With hard cider’s popularity on the rise, classes in Mount Vernon are helping hobbyists refine their products and move into business.

Skagit Valley Herald



The clock ticked down as Geoffrey Burton filled a small graduated cylinder with a precise mixture of pear- and apple-juice concentrate for his group’s hard-cider blend.

For the final exercise of the fourth day in an intensive hard-cider course, Burton and his small team were tasked with blending various ingredients into what instructor and cider expert Peter Mitchell classified as “an easy-drinking cider for a summer barbecue.”

As cider explodes in popularity across the country and around the Northwest, cider-production classes organized by the Mount Vernon-based Northwest Agriculture Business Center (NABC) have helped hobby cider makers from around the world move into business and refine their products.

Practicing one of the last steps in the cider-making process, the 24 students carefully combined sour-tasting base ciders — simple fermented apple juice from either dessert or cider-specific apples — with sugar, juice concentrates, water, honey, spices and acid to complete the assignment.

They had less than an hour, and results were judged.

“It’s not something I can stand up and tell them what to do.

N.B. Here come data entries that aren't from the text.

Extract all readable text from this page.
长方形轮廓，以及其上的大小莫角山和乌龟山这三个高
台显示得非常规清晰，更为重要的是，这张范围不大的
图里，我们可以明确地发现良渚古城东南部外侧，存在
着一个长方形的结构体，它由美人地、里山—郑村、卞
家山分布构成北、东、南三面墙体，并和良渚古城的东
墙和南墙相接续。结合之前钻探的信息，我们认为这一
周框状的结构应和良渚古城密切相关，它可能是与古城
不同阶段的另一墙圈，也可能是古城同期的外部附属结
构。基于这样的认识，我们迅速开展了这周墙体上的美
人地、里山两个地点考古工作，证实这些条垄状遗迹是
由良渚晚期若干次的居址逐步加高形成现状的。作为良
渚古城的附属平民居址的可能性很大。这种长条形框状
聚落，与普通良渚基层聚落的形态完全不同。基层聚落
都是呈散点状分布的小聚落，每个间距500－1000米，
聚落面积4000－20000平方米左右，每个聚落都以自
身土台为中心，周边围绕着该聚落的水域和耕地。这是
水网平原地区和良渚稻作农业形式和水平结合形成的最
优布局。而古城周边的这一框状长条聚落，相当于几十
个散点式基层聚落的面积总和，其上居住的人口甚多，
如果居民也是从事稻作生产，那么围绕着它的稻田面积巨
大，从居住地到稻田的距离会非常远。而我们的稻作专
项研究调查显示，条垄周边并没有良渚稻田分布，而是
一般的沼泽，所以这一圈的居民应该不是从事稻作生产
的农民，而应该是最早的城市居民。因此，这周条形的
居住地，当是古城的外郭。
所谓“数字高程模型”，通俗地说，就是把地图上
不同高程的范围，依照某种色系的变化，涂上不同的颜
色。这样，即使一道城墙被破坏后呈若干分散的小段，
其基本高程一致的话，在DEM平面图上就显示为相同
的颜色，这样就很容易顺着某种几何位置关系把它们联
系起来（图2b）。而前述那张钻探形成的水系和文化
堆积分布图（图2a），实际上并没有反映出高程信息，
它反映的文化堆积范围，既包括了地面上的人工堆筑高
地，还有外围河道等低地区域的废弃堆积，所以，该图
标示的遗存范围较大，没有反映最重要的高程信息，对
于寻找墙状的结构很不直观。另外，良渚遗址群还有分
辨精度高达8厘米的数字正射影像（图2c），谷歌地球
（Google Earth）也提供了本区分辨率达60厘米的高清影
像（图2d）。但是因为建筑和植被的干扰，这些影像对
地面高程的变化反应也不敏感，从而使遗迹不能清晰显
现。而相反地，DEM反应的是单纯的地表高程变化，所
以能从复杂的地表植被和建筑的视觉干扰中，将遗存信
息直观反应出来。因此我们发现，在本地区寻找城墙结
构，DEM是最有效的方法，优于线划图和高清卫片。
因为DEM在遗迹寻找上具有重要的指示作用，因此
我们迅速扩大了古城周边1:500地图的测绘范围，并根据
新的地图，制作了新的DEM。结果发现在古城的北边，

It’s fairly simple. You just mix stuff together to figure out what tastes good, right?” said Mitchell, who flew in from the United Kingdom to teach the weeklong course in December at the Washington State University Northwestern Washington Research and Extension Center in Mount Vernon.

Mitchell said the “principles and practices” course is designed to give students a complete overview of cider production.

The first two days covered cider’s history, the current market for hard cider and a lot of taste-testing to develop student palettes.

“We do a lot of taste-testing to get people to experience a whole range of ciders and perry, which is made from pears,” Mitchell said. “It’s one of the most important skills they have to develop.”

Then Mitchell leads students through production; from apple selection to processing, pressing, fermentation, blending and packaging.

“From apple to glass, as they say,” Mitchell said.

Between 2005 and 2012, hard-cider production in the U.S. tripled to 688,000 barrels, according to Mitchell. He said 2014 production is already 70 percent greater than in 2013.

“It’s growing hugely across the U.S.,” Mitchell said. He has taught the class locally for 12 years, before the NABC started organizing it in 2006.

Karen Mauden, NABC account executive, said the “principles and practices” class has been expanded from two to four courses a year since the business center took over organization in 2006 and still has months-long wait lists to get in.

“It’s the fastest-growing alcoholic beverage in the U.S.,” Mauden said.

A “Business of Hard Cider” course — focused on state tax laws, licensing requirements and operations — drew 50 students on Dec. 13, Mauden said.

She said one of the only restraints on the industry — a lack of available cider-specific apples — is being addressed in an orchard-management course.

“There are not enough bittersweet, bittersharp and heirloom apples to support the artisan part of the industry,” Mitchell said.

Marc Dowd, 39, came from his small family-owned orchard in Yakima to take part in both the business course and the weeklong production class.

He wanted to learn more about the cider industry before changing as much as half his orchard of dessert apples to cider-specific varieties and opening his own cidery, he said.

“I wanted more of a well-rounded understanding of how to make cider. What does it take to move from hobby to business?” Dowd said. “It’s given me a framework to look ahead. I can now go back and do the legwork that’s needed. It’s very helpful.”